A nurse that was recently apart of one of the Pfizer vaccine trial has posted an editorial on the JAMA Network website, detailing her experience as a vaccine trial volunteer.
If you are apart of a vaccine trial, there are several steps to remove any bias. The first is to not let the vaccine trial volunteer know if they have received a vaccine candidate or a placebo shot. The researchers that are involved with the study also don't know which people have received a placebo or a candidate, and even the people giving the vaccine aren't sure.
Kristen Choi, who is a nurse and researchers, described her experience on a post on JAMA Network, where she said that the first shot "I did not notice anything out of the ordinary. I could not begin to guess whether I had received the vaccine or the placebo". After four weeks, Choi returned for her second shot, and the side-effects were described as "different".
"The experience after the second injection was different. My arm quickly became painful at the injection site, much more than the first time. By the end of the day, I felt light-headed, chilled, nauseous, and had a splitting headache. I went to bed early and fell asleep immediately. Around midnight, I woke up feeling worse-feverish and chilled, nauseated, dizzy, and hardly able to lift my arm from muscle pain at the injection site. My temperature was 99.4 F (37.4 C). I tossed and turned, sleeping little during the rest of the night."

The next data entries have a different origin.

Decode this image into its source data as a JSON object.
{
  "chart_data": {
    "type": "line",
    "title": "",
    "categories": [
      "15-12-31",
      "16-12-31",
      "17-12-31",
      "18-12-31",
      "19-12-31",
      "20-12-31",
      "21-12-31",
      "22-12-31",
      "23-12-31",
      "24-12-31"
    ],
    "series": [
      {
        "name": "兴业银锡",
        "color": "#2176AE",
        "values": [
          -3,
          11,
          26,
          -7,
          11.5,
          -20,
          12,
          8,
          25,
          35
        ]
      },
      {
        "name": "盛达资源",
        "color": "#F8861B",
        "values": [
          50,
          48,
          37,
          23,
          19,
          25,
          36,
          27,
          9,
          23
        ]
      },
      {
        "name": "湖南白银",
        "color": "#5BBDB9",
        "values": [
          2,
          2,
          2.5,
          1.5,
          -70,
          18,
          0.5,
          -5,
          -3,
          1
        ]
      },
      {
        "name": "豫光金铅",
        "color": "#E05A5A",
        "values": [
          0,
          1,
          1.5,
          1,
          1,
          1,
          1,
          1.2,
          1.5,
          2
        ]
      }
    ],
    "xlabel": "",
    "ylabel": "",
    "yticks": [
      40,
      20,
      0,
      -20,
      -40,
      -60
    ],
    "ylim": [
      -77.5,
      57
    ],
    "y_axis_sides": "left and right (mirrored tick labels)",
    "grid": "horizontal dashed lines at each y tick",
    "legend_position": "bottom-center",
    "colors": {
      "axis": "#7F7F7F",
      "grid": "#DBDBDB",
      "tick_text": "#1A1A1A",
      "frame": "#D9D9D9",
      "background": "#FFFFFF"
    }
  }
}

"When I woke up again at 5:30 am, I felt hot. Burning. I took my temperature and looked at the reading: 104.9 F (40.5 C). This was the highest fever I can ever remember having, and it scared me. I took acetaminophen and drank a glass of water. When the research office opened at 9 am, I called to report my reaction to the injection. Thankfully, my fever had come down to 102.0 F (38.9 C) by then."
The research nurse said, "A lot of people have reactions after the second injection. Keep monitoring your symptoms and call us if anything changes." My fever hovered around 99.5 F (37.5 176;C) for the rest of the day. By the next morning, all my symptoms were gone except a sore, swollen bump at the injection site."
She also said, "To my surprise, the nurse was right about how common my symptoms were. In the phase 1 trial of BNT162b2, the following adverse effects were observed in the intervention arm of adults aged 18 to 55 years after receiving the second dose of BNT162b2: fatigue (75%), headache (67%), chills (33%), muscle pain (25%), fever (17%), and joint pain (17%)."
"If this vaccine is approved, it is possible that most people receiving the vaccine could have 1 or more reactions to the vaccine like I did. Fortunately, my experience of having all symptoms together seems to be rare."